Stroma-high tumors were more frequently scored as budding-high as compared to stroma-low tumors (52.4% vs. 29.0%, OR 2.696 95% CI 1.356–5.362, p = 0.004). Comparing the histopathological features in any other combination did not reveal a significant association.

2.4. Tumor Budding

Two categories were used for statistical analyses: TB-low (0–4 buds) and TB-high (≥5 buds). Tumors were categorized as TB-high in 19.3%. Higher percentages of TB-high tumors, ranging from 28% to 34%, have been reported in the literature [37,38]. These studies included patients with stages I–IV colorectal cancer. Higher tumor budding is known to be correlated with higher TNM stages and this could explain the lower percentage observed in our study [39]. TB-high tumors were more prevalent within CMS4 with an OR of 2.040 (95% CI 1.009–4.126, p = 0.045) (Figure 1). CMS3 and CRIS-A tumors showed a limited number of buds (Table 2 and Table 3, Figure 2E). A significant association was seen between TB-high tumors and assignment into CRIS-B (2.247 95% CI 0.998–5.059, p = 0.046).

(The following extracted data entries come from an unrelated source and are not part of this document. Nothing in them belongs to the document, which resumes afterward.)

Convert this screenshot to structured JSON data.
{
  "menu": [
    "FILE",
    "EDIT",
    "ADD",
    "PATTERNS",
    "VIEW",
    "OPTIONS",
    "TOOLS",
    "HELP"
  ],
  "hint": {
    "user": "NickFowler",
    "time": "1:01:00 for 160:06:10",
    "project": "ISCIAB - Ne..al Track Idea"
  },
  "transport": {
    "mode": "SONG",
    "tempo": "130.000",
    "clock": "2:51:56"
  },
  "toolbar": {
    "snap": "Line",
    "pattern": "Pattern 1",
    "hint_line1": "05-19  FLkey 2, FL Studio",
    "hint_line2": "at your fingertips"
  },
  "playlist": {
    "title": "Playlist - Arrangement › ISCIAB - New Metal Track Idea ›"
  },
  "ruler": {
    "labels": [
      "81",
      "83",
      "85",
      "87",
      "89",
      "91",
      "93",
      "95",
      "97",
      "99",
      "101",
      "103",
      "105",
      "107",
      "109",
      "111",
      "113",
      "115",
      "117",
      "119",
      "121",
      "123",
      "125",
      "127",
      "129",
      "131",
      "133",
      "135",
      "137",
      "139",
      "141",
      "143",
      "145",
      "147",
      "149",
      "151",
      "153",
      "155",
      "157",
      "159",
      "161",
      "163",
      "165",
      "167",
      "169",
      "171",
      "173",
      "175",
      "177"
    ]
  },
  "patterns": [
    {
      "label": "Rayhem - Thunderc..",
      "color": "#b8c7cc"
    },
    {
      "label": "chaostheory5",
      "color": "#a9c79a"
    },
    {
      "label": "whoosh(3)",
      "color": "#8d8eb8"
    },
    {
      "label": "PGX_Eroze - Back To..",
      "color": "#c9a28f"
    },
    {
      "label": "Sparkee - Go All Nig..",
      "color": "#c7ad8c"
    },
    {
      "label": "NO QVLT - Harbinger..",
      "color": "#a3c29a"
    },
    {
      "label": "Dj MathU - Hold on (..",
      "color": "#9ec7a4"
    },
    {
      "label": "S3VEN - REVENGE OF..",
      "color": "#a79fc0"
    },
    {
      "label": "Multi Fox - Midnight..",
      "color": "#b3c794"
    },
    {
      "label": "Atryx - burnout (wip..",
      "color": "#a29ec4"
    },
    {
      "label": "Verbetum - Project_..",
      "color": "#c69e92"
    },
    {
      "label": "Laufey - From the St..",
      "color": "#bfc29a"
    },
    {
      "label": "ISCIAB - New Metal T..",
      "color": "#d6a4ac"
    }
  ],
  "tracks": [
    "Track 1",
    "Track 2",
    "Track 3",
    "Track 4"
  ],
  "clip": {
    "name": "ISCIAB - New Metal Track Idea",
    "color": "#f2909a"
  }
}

2.5. Combination of Histopathologic Features

An additional assessment was performed combining different histopathologic features to determine whether this would improve identification of CMS or CRIS subtypes. For this analysis, histopathologic features were selected that proved to be positively correlated with the same subtype: TILs and mucus for CMS1 and for CRIS-A, plus TSR and budding for CMS4.

First, tumors with both features present were analyzed compared to the rest. Because the histopathologic features showed limited overlap, a low number of tumors containing both features were selected. Combining high TILs and a mucinous phenotype resulted in just 6 cases. Twenty cases contained a high level of TILs and any amount of mucus. Both selections did not improve the identification of CMS1 or CRIS-A (Tables S7 and S8). Similarly, only 22 cases were scored as stroma-high and budding-high, which also did not improve the identification of CMS4 cases (Table S7).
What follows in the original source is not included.